Federal Parliament has passed an important change to the First Home Super Saver Scheme to further help first home buyers.
The new legislation means individuals can enter a contract to buy or build their first home at an earlier time and still have access to the First Home Super Saver Scheme.
Previously first home buyers had to wait for amounts to be released from their super before entering a contract. Given the rapid pace of the housing market, delays meant buying opportunities were being missed.
Now buyers can enter a contract to purchase or construct their first home as long as they have applied for and received a First Home Super Saver determination.

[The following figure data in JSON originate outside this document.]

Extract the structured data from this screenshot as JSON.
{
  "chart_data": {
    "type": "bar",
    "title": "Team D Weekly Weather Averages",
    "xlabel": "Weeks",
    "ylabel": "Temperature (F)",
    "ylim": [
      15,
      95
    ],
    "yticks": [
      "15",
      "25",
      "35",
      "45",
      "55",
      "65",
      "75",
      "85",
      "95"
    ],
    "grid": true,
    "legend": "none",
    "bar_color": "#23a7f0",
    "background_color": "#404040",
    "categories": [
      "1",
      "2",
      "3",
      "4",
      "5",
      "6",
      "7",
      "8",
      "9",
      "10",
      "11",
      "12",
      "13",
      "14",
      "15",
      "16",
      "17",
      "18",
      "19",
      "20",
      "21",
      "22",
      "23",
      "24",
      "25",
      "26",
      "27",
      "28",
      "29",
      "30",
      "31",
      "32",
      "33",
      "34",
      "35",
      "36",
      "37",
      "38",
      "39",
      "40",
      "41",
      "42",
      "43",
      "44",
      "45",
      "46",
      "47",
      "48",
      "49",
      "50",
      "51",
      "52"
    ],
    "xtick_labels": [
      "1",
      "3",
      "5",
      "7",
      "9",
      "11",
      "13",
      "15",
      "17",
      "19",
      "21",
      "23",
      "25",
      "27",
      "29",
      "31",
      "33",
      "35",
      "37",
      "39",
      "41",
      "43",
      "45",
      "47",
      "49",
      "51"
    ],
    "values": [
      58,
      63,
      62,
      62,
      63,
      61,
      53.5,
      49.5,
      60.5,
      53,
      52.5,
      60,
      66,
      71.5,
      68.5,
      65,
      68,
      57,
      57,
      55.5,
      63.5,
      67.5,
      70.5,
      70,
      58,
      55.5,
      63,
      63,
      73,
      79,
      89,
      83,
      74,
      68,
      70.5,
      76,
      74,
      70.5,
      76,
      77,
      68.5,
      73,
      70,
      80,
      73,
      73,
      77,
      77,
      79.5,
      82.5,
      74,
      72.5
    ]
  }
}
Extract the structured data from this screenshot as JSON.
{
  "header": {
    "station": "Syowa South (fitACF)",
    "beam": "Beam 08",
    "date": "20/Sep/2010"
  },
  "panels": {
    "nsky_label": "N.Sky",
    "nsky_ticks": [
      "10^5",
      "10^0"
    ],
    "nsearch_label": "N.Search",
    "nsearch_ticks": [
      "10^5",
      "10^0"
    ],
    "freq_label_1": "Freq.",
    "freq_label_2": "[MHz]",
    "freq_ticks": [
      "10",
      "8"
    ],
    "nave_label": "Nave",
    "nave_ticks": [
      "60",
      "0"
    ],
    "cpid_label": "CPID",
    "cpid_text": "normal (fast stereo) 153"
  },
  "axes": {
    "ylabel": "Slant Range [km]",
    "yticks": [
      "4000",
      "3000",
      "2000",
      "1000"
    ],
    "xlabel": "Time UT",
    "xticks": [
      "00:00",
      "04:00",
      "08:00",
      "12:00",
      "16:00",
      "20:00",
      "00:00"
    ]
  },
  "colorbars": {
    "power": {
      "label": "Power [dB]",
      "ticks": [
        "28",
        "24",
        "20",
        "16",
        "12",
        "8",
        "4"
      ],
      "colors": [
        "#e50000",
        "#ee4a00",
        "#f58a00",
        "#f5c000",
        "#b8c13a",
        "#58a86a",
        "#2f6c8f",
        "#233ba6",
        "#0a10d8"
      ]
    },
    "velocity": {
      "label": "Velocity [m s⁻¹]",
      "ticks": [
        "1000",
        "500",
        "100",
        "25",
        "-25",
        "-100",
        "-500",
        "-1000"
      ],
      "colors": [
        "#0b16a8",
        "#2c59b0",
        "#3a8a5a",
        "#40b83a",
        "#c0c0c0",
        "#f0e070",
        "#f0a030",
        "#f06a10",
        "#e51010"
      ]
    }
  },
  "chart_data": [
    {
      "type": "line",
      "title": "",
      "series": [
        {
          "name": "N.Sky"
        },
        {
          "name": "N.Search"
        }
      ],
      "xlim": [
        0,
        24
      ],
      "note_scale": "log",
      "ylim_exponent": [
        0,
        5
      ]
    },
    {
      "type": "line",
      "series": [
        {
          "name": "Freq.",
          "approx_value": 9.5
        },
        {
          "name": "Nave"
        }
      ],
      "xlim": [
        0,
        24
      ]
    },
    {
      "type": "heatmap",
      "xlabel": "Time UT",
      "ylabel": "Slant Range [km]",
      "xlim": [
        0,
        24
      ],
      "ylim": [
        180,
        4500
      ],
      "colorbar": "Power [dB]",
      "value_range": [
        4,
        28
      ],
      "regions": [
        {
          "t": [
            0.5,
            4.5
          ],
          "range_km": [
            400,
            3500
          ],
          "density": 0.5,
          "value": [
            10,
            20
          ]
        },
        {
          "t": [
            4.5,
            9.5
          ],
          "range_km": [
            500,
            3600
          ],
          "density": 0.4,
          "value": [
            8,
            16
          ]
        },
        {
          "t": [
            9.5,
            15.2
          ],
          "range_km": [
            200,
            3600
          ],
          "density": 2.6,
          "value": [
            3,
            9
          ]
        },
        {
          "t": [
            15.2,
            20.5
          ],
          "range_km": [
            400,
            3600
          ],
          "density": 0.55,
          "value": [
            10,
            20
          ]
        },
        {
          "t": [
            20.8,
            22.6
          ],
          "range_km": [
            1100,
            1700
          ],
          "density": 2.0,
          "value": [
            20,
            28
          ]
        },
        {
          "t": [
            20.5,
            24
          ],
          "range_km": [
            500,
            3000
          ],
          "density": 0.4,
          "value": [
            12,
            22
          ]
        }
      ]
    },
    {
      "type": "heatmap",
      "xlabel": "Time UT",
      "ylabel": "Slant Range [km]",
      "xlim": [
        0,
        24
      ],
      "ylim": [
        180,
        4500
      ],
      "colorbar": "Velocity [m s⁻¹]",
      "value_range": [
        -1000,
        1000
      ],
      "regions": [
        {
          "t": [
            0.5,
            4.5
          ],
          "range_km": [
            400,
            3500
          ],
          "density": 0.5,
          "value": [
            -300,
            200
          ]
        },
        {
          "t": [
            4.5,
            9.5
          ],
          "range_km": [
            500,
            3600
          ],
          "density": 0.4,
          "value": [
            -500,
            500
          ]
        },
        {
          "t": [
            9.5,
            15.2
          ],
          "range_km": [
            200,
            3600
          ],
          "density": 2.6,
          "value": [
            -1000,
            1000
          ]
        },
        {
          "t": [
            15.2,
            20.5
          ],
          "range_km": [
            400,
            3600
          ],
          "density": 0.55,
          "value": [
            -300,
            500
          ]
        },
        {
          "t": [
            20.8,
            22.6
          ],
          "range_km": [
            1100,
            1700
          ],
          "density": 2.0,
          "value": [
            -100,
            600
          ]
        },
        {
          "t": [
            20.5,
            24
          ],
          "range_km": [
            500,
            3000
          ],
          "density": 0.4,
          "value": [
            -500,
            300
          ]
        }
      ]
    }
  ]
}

Buyers must also apply for their super release within 14 days of entering the contract.
What will come as a relief to some first home buyers is the new law is being retrospectively applied from July 1, 2018.
This means “individuals who have a determination, made a valid request for release from the Commissioner and enter into a contract to purchase or construct their home on or after 1 July 2018 will satisfy the requirements of the First Home Super Saver Scheme”.
Other conditions of the scheme include:
- The price for the purchase or construction of the premises is at least equal to the amount requested for release
- The individual has occupied the premises, or intends to occupy it as soon as practicable; and
- The individual intends to occupy the premises for at least six of the first 12 months that it is practicable to occupy the premises
A joint statement from Treasurer Josh Frydenberg and Assistant Treasurer Stuart Robert said the package of legislation will “further improve outcomes for superannuation members”.
Aside from the First Home Super Saver Scheme, the legislation also implements two recommendations of the banking royal commission.
It bans superannuation funds from inducing employers, extends civil penalties to super fund trustees – in addition to civil and criminal penalties to directors – for breach of their best interests duty, boosts APRA’s powers to take preventative or corrective action where they find that a super fund is not acting in the best interests of members, and strengthens APRA’s power over the authorisation process for default MySuper products.